VDSL promotes itself as easier to implement, and much higher speed-but with a smaller distance from the central office. Development efforts on VDSL now concentrate on physical-layer implementation, Cioffi said. VDSL send and receive carriers would be out of the range of voice or ISDN services, thus allowing phone companies to overlap data services on the same line. VDSL, which also depends on frequency-division multiplexing, is intended to be backwards compatible with ADSL, said Cioffi.

Cioffi can trace progress from 1987 when Joe Lechleider, a research director at Bellcore, encouraged Cioffi and his Stanford students to "go for it," he said."We were the only two guys who believed in DSL," said Cioffi. Bellcore funded Stanford's DSL research in the early '90s, and Alcatel was the first to license the technology, he said.
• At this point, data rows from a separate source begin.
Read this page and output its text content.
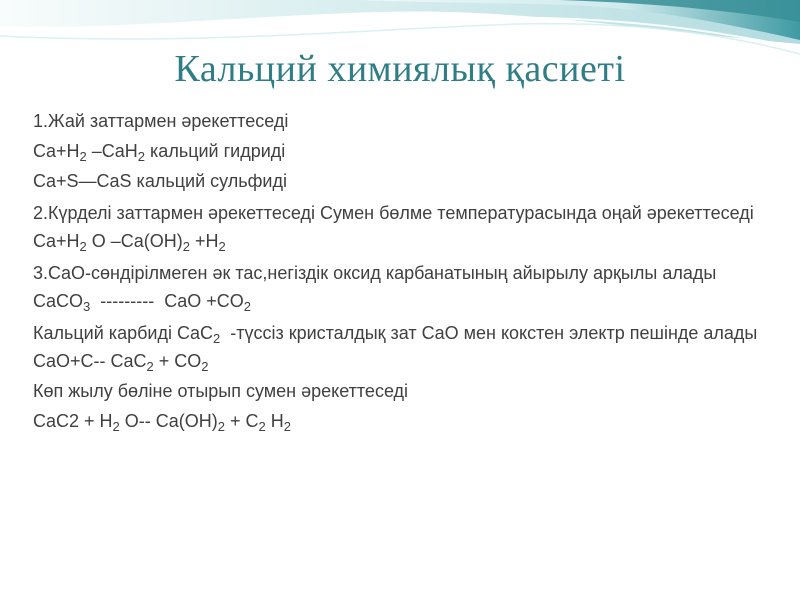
Кальций химиялық қасиеті

1.Жай заттармен әрекеттеседі

$Ca+H_2$ –CaH$_2$ кальций гидриді

Ca+S—CaS кальций сульфиді

2.Күрделі заттармен әрекеттеседі Сумен бөлме температурасында оңай әрекеттеседі

$Ca+H_2$ O $-Ca(OH)_2 +H_2$

3.CaO-сөндірілмеген әк тас,негіздік оксид карбанатының айырылу арқылы алады

CaCO$_3$  ---------  CaO $+CO_2$

Кальций карбиді CaC$_2$  -түссіз кристалдық зат CaO мен кокстен электр пешінде алады

CaO+C-- $CaC_2 + CO_2$

Көп жылу бөліне отырып сумен әрекеттеседі

$CaC2 + H_2$ O-- $Ca(OH)_2 + C_2$ $H_2$
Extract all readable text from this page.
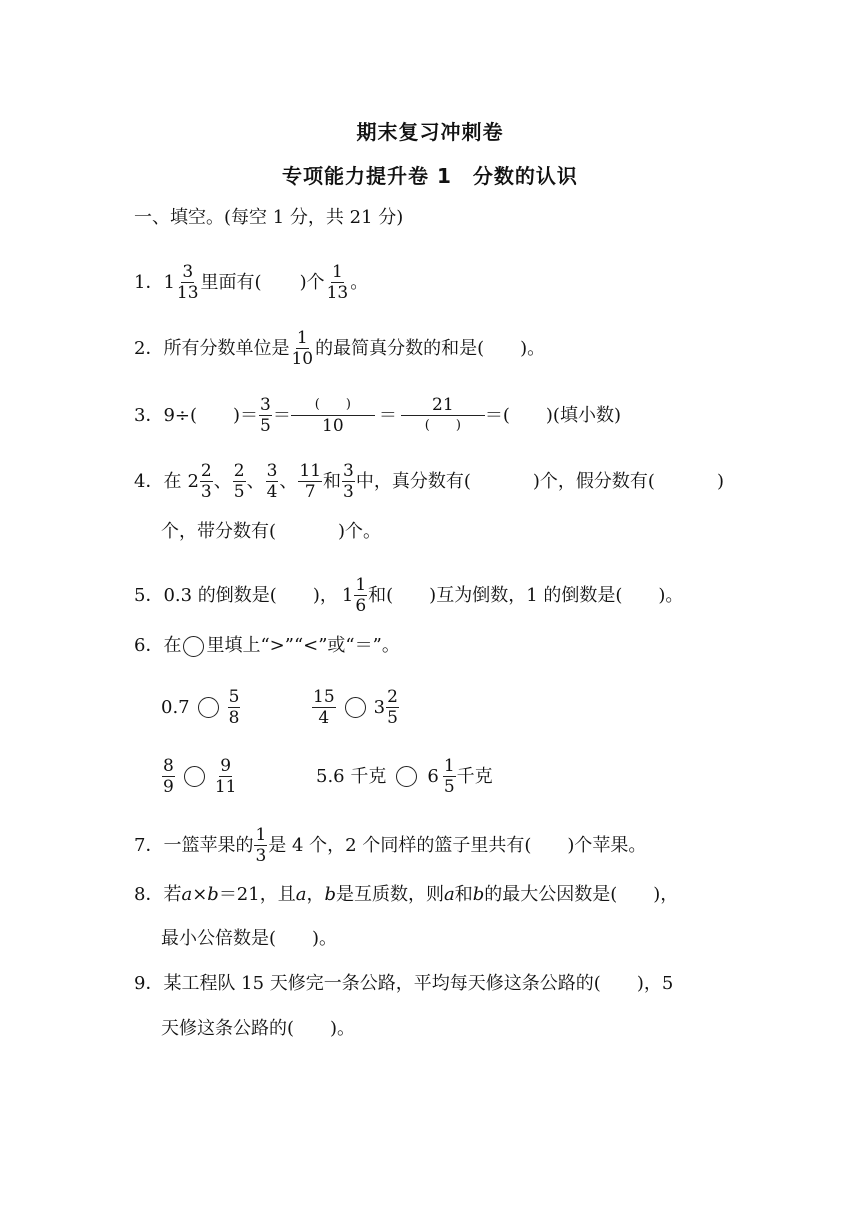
期末复习冲刺卷
专项能力提升卷 1　分数的认识
一、填空。(每空 1 分，共 21 分)
1． 1 3
13
里面有( )个 1
13
。
2． 所有分数单位是 1
10
的最简真分数的和是( )。
3． 9÷( )＝ 3
5
＝	(　　)
10
＝	21
(　　)	＝( )(填小数)
4． 在 2 2
3
、 2
5
、 3
4
、 11
7
和 3
3
中，真分数有(	)个，假分数有(	)
个，带分数有(	)个。
5． 0.3 的倒数是( )， 1 1
6
和( )互为倒数，1 的倒数是( )。
6． 在 里填上“>”“<”或“＝”。
0.7 5
8
15
4
3 2
5
8
9
9
11
5.6 千克 6 1
5
千克
7． 一篮苹果的 1
3
是 4 个，2 个同样的篮子里共有( )个苹果。
8． 若 a × b ＝21，且 a ， b 是互质数，则 a 和 b 的最大公因数是( )，
最小公倍数是( )。
9． 某工程队 15 天修完一条公路，平均每天修这条公路的( )，5
天修这条公路的( )。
The full-rate (8-Mbits/s) early Amati modems used opto-isolators and cost $10,000 each. They required splitters (bandpass filters) to insure the analog voice and DMT data lines were separate. Though increasingly voice is transmitted digitally, the "trick" the modems need to master was a complete reversion to POTS technology in the event of a power failure. That is, the voice would become analog again if the DSL system went down. And data rates would deteriorate with noise on the line-a likely occurrence over a four- or five-mile span.

Even now, like the final rollout of ISDN, getting DSL services can still be a problem-even in California's Silicon Valley. "I'm the inventor of ADSL, but I had to call Pac Bell four times just to get it," he said.

Cioffi admits there is criticism of the telecom industry for the slowness with which it has deployed ISDN and now DSL services. "The computer industry will say the phone companies are slow-and there is pressure from alternate services," he said. "But this is a massive new service being deployed."

But fixed wireless (using 2- to 5-GHz carriers for broadband access) is far behind cable and DSL service development and deployment, Cioffi said. Cable modems, similarly, have proved themselves a good vehicle for TV distribution, but perhaps not for Internet access. The problem is that connection is not point-to-point; it is shared, which could lead to problems with upstream bandwidth. To be sure, the National Research Council in which Cioffi participates sees a convergence in the way services come to the home, and that is through fiber optic cable. "It will all migrate to the same solution in the long run," he said.

Not surprising, Cioffi still sees the telecom infrastructure-and DSL services-as offering the best vehicles for expanded broadband access. "Clearly fiber is the long-term solution-it will be everywhere-but that could take 100 years." In the meantime, twisted-pair phone lines remain the vehicle of choice for "squeezing out the last few bits," he said.